Мальчик дошел, наконец, до окна, принялся деловито всовывать сверток в проемы решетки. Сверток не шел. Из камеры ему попробовали помочь, но неудачно - торопились. Сверток развалился, несколько пачек махорки упали на снег. Мальчик спокойно наклонился, поднял и, широко улыбаясь, забросил их в камеру.

Так же спокойно он взял подарки и деловито отправился в обратный путь. Спотыкался, однажды даже упал. Но изловчился встать, ничего не уронив.

Мать подхватила его, с триумфом подняла над головой и расцеловала в обе щеки. Потом она помахала рукой камере и, повернувшись спиной к вышке, недвусмысленным жестом показала конвойному свое крайнее презрение...

Права собственности блюлись в камере неукоснительно. Невероятное богатство - двадцать пачек махорки - положили перед Кориным. Он смотрел и никак не мог поверить, что это его. В сознании не укладывалось, что майку - бесполезную, в сущности, тряпку - обменяли на сокровище.

Две пачки он тут же пустил по рукам, остаток разделил с москвичами и заснул, так и не поверив до конца в свое счастье.

На камеру наступала весна.

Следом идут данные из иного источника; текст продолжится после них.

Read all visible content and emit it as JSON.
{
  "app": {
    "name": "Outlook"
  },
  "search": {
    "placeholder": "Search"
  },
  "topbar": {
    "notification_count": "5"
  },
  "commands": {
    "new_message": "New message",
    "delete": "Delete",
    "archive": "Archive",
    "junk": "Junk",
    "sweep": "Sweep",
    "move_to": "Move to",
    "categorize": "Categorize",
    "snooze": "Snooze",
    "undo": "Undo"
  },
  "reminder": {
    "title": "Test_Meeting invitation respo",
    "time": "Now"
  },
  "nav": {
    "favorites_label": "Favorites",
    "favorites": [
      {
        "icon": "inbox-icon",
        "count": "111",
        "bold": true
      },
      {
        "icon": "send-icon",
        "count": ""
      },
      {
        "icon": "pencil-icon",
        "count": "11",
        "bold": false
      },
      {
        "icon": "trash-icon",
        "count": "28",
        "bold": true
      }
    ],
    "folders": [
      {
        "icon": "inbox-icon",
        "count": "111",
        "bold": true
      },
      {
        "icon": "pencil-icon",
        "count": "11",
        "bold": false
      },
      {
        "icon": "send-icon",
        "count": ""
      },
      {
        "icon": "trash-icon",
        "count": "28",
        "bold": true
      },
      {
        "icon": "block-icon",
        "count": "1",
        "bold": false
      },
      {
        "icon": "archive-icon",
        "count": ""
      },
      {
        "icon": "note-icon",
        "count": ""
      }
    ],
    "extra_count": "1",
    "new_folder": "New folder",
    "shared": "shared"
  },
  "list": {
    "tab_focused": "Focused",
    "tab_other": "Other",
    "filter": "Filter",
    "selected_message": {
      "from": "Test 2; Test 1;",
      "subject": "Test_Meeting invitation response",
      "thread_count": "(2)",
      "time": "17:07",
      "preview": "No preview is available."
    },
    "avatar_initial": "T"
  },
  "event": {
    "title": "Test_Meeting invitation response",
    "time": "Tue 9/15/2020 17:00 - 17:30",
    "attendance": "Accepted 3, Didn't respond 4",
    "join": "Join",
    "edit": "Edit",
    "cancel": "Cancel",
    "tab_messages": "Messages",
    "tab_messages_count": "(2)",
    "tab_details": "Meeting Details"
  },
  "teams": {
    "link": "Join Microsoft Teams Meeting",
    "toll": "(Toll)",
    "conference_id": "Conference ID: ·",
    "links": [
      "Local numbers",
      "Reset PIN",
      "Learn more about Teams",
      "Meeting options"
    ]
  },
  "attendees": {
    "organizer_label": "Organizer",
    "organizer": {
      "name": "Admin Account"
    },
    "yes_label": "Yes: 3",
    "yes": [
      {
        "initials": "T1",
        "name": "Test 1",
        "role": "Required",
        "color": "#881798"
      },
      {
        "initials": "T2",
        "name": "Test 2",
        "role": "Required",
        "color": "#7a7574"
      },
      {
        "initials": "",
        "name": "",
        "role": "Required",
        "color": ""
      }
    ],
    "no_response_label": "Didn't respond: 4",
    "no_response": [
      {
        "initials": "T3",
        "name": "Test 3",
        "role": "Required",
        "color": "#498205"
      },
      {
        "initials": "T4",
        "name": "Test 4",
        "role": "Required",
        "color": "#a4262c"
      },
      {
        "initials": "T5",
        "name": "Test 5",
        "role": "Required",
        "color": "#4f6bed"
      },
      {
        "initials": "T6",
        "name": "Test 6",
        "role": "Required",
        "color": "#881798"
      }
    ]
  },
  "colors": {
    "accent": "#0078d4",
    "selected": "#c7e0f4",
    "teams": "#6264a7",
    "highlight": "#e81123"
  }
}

Глухо и упрямо, как дятлы, стучали за окном капли. Была середина февраля, и зима не успела подготовиться к обороне. Застигнутые врасплох, жалобно трещали сугробы. Снег безвольно расползался, зеленел и, подхваченный течением, уплывал к воротам и дальше - в мир.

Камера приняла весну не сразу. Как положено по сезону, жарко пыхтела в углу пузатая печка. У печки, спиной к окну, сидели два латыша; курили трубки, изредка обменивались словами. Слова были незнакомые, на слух скрипучие, жесткие.

Корину хотелось к окну, он не поддавался. От окна, разгоняя зимнее, застоявшееся тепло камеры, тянуло холодноватым ветром. Ветер почему-то был морской - влажный, с горьковатым привкусом соли. Это волновало - здесь, в Мордовии, не могло быть моря.

А запах дразнил, что-то качалось внутри, и нужен был намордник, чтобы не видеть моря, Финского залива, хотя видел он его лишь однажды, и Черного моря, которое он видел так часто, что перестал замечать.

Но Корин умел надевать намордник. И все здесь умели. Без него давно бы свихнулись: от одиночки, от логики следователя, от двадцати пяти лет... Только Мишка Мягкий, чудак, пристроился на подоконнике, прилип к решетке. Сбоку, из глубины нар Корин видел его белую щеку и блестящий шальной глаз.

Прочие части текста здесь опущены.